Over the past decade, surgeons increasingly have shifted from open fetal surgery — requiring a large incision into the uterus — to minimally invasive fetoscopic procedures, which use tiny instruments inserted through narrow surgical ports. While these less invasive approaches reduce risks for the pregnant patient, they also make it more difficult to monitor the fetus. 

To address this challenge, the Northwestern team designed a slender, filament-like probe made from soft, flexible materials that can operate safely and gently inside the uterus. With a width just three times the diameter of a single hair, the probe is slim enough to pass through a standard tube already used during fetoscopic surgery, requiring no additional incisions. Once inside the uterus, soft robotic actuators enable the surgeon to guide and position the probe with precision. To ensure the probe stays in place, Rogers’ team designed a tiny, inflatable balloon-like cushion. The built-in cushion gently expands to hold the probe in stable contact with the fetus. 

To optimize the probe’s shape, motion and contact forces, Huang and his former visiting Ph.D. student Xiuyuan Li used computational modeling to guide the devices mechanical design. “The device needs to gently press onto the tissue to form the kind of coupling needed to measure vital signs,” Rogers said. “Miniaturized balloons integrated onto the probe enable this coupling in a soft, minimally invasive manner.
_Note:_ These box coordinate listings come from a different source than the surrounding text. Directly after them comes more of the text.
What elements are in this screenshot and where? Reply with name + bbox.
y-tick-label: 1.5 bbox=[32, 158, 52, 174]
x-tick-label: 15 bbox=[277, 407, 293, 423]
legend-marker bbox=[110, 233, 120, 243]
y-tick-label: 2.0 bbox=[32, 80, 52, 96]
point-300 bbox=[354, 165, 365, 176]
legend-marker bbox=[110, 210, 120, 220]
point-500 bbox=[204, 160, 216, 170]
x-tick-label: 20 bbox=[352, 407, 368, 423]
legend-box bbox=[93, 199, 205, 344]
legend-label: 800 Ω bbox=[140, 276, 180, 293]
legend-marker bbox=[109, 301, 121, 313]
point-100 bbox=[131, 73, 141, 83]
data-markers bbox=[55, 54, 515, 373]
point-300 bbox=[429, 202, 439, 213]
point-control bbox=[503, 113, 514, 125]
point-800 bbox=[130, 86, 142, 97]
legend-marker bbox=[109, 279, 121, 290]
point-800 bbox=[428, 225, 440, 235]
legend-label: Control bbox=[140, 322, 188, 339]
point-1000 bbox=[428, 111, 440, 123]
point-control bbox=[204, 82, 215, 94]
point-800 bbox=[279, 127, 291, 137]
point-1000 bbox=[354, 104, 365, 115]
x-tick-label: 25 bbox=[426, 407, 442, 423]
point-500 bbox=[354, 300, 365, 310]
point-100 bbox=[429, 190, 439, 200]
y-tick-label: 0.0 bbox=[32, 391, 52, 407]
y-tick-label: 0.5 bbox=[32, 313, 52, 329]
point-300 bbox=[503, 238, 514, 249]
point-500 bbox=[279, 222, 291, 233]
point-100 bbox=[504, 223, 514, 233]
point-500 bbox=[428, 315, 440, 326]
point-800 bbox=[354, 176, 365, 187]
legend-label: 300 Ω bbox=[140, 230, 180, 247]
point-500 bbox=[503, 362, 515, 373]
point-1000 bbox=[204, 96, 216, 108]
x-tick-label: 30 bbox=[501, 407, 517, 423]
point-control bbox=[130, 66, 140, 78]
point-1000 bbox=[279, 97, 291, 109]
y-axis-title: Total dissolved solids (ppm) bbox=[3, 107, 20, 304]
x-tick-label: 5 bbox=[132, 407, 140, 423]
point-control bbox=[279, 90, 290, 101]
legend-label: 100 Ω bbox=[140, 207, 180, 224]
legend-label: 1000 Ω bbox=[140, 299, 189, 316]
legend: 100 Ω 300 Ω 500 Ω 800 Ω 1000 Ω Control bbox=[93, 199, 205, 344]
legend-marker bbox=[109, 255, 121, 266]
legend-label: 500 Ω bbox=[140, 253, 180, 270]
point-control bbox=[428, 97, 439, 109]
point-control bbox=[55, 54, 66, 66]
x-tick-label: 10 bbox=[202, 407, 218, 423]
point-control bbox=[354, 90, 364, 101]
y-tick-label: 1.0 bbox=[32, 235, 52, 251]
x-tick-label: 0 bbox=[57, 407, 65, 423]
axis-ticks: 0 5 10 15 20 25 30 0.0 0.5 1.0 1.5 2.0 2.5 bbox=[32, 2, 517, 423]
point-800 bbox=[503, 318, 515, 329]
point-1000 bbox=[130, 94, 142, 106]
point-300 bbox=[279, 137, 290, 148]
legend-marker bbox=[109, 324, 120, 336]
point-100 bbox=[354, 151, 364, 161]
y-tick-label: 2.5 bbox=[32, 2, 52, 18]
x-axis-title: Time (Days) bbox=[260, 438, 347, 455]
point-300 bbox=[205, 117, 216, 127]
Our designs also use a similar mechanism to allow the filament to bend or twist, so that surgeons can robotically position it to a desired location.” 

The team integrated multiple miniature sensors into the probe to simultaneously measure fetal heart rate, blood oxygen saturation and temperature. The device wirelessly transmits data to a monitor outside the body, providing surgeons with real-time feedback throughout the procedure. 

By enabling continuous, multimodal monitoring, the new device could help surgeons intervene earlier or pause a procedure if a fetus shows signs of distress. It also could help give parents and caregivers more reassurance and peace of mind during anxiety-inducing surgeries. “When a pregnant mom needs a fetal operation, she places a lot of trust in her doctors to make sure that it is safe,” Shaaban said. “If we could give her more confidence that her baby will do well, that’s better for everybody. Anything we can do to make operations safer for mom and safer for the baby is a huge win.”